The Wednesday email states that officials will reschedule the “Raise Higher Together” block party, which was scheduled to follow Granberg’s investiture in Kogan Plaza on Friday. Officials also canceled “The REVelry” student celebration, which was scheduled for Friday from 6 to 8 p.m. in the University Yard. The email states the Great Hall of the University Student Center will no longer serve as a “Welcome Center” for guests attending the inauguration and converted the “Celebrating GW” symposium on Thursday at 2:30 p.m. into an invite-only event with a livestream option.

“While we looked forward to these events as originally planned, it is important for the University to focus on supporting our community,” the update states.

The announcement comes three days before the Palestinian Youth Movement’s planned national protest in support of Palestinians on Saturday at 2 p.m. at Freedom Plaza, just a few steps from the D.C. Mayor’s Office and White House and about a mile away from campus.

Pro-Palestinian demonstrators marched through campus in a rally from the White House to the State Department last week, demanding Secretary of State Antony Blinken call for a ceasefire in the Israel-Hamas war, which led to the closure of F and 23rd streets for several hours.
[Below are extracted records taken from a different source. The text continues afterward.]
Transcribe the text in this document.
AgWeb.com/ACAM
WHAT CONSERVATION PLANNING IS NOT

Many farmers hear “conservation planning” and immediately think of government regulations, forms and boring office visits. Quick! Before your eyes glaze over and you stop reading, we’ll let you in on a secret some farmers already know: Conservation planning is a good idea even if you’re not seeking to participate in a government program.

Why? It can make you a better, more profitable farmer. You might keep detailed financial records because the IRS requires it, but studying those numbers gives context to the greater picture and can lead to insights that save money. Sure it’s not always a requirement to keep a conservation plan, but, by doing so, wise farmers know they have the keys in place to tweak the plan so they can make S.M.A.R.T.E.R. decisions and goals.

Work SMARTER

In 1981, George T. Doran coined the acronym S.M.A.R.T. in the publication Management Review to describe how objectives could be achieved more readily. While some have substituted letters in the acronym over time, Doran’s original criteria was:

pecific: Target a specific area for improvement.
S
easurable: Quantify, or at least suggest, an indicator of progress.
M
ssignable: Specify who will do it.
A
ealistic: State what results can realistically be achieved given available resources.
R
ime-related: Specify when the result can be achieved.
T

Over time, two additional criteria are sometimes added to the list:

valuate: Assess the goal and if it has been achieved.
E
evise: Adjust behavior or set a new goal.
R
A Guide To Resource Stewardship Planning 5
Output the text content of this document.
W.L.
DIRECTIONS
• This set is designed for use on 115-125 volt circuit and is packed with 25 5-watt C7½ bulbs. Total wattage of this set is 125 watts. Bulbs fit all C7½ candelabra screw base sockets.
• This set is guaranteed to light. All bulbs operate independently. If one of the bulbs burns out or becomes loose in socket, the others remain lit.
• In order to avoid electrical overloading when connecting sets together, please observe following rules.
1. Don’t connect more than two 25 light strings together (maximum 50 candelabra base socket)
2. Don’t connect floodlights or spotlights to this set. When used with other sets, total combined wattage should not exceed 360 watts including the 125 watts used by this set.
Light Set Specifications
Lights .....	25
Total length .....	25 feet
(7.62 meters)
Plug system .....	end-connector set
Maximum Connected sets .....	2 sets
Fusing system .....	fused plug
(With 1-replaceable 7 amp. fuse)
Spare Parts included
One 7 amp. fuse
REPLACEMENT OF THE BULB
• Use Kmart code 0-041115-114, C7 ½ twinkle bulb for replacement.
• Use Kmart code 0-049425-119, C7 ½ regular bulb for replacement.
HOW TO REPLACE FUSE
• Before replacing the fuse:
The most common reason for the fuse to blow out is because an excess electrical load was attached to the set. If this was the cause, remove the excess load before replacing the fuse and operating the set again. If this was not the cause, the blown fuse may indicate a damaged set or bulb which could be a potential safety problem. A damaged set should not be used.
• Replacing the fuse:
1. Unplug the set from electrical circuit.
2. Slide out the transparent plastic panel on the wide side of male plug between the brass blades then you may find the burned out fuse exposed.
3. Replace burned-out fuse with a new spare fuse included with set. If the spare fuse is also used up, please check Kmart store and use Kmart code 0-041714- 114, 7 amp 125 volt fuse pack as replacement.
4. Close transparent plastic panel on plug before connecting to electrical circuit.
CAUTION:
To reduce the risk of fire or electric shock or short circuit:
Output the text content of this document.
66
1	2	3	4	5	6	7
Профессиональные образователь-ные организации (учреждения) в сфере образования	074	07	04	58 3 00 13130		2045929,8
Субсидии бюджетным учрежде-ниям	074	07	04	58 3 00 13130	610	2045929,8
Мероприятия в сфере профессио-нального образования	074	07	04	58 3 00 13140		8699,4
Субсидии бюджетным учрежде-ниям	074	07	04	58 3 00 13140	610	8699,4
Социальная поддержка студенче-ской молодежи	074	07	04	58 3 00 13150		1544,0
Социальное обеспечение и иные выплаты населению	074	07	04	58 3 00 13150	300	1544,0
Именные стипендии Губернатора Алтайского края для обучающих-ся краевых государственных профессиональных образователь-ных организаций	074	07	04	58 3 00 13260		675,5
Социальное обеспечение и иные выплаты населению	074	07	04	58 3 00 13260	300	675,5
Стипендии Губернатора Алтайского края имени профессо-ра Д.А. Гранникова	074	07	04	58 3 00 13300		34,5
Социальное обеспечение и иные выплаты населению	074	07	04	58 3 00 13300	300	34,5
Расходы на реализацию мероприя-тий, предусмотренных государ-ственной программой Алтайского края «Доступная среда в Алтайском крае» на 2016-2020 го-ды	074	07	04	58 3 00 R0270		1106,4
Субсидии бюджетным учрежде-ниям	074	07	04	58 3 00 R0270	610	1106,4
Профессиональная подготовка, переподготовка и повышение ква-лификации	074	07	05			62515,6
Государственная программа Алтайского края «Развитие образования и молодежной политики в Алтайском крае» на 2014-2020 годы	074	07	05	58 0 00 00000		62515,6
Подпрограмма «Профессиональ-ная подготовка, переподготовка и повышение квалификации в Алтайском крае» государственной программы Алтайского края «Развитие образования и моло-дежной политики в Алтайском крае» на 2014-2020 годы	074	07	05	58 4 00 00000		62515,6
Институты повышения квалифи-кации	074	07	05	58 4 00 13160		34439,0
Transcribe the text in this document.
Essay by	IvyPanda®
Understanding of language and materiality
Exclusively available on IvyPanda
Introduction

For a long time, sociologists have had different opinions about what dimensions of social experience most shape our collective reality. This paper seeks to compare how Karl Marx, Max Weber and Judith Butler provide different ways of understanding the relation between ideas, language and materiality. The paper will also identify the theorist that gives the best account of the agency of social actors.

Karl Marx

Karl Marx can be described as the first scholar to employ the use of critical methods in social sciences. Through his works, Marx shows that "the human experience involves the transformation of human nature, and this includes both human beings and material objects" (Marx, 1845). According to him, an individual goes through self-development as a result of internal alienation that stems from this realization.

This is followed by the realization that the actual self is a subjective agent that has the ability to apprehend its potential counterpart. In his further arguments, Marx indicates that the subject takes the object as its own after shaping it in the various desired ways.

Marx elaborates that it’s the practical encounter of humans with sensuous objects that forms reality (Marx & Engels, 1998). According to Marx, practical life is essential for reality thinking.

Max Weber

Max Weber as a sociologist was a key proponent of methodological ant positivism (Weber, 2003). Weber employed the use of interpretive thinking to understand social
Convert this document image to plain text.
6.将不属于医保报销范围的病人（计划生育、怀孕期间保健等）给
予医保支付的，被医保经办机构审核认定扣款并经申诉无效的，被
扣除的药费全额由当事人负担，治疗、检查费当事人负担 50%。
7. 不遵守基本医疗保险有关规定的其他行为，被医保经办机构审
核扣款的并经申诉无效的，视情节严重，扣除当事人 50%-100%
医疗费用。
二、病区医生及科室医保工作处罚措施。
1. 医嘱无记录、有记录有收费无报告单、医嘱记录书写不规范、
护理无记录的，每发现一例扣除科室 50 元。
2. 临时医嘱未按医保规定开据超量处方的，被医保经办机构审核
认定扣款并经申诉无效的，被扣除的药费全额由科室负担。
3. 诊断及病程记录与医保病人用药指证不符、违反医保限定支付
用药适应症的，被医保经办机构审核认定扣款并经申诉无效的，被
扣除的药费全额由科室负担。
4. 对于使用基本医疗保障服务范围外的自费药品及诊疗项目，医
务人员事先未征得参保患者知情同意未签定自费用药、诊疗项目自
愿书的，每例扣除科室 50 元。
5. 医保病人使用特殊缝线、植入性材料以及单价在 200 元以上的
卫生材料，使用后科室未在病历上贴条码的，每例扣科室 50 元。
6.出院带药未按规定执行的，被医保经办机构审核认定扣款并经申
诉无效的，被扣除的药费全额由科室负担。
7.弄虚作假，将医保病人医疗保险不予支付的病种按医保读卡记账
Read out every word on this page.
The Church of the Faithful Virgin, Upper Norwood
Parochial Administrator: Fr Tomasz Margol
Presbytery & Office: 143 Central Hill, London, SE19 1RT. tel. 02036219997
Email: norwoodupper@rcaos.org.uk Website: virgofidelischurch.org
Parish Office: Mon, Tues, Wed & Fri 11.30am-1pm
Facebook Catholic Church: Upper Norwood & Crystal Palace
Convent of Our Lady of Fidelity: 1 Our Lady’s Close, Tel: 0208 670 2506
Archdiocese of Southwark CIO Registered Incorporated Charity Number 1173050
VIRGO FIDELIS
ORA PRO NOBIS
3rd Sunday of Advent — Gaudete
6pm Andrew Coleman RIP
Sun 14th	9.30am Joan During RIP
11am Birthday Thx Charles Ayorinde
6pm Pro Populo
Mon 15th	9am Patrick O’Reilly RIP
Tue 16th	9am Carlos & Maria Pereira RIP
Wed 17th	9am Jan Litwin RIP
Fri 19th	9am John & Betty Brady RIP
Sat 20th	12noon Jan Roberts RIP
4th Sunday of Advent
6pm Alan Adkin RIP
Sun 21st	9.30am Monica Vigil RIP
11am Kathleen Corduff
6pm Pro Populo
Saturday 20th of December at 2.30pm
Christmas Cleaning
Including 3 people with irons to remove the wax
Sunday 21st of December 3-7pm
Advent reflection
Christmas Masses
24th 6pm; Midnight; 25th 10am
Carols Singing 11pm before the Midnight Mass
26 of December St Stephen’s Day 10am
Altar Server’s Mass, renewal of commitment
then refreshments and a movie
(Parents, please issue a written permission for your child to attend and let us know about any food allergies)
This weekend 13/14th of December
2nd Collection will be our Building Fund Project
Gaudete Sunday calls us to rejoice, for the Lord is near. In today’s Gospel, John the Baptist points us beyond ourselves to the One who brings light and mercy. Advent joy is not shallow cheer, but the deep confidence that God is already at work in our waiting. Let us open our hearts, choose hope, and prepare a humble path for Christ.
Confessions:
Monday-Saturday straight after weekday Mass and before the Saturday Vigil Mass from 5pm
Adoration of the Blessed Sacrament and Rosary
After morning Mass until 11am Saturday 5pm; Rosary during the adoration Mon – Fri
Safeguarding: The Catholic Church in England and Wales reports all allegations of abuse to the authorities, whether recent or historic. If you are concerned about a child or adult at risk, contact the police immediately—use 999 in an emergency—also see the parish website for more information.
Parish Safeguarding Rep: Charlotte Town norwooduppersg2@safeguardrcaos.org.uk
One demonstrator stood on the steps of Granberg’s F Street residence, while another confronted apparent members of Zeta Beta Tau, a Jewish fraternity, but it’s unclear what spurred the dispute.

Officials will be increasing the GW Police Department and security officers’ presence around campus through the weekend and have assigned security guards to all residence halls, the email states. Granberg, in a separate Tuesday email, announced that officials would be boosting patrols around campus following the Israeli military’s expanded ground offensive in Gaza. It’s unclear how the weekend bump in police presence will affect Granberg’s announced boost.

The Wednesday statement also reiterates the process for reporting discrimination and bias, an enforcement of the Code of Student Conduct, which outlines “prohibited conduct” for students and student organizations to address reported violations. GW’s Counseling and Psychological Services created a new “post-crisis support space” for community members in need of disaster response intervention and is working with students and campus partners to create additional support and affinity spaces, according to the email.

The announcement comes one day after Granberg released a statement denouncing “casual bigotry” on campus and asking officials to reconcile the right to free speech while upholding community values. She said she met with Jewish, Muslim and Arab community members over the last few weeks and was “alarmed” to hear reports of identity-based mistreatment on campus.

Last week, four members of Students for Justice in Palestine projected messages onto Gelman Library that condemned Israel, GW and Granberg, like “Glory to our Martyrs,” “GW the blood of Palestine is on your hands” and “President Granberg is complicit in genocide in Gaza.” The students stopped their protest after officials demanded they take down the messages, and Granberg released a statement the next day stating the projections were antisemitic and violated GW policy.

The projections caused backlash from GW alumni, advocacy groups and politicians, who asked Granberg to discipline the students involved and threatened to pull their funding contributions to the University. One day after the protest, officials increased security at Gelman and postponed GW’s annual Diversity Summit.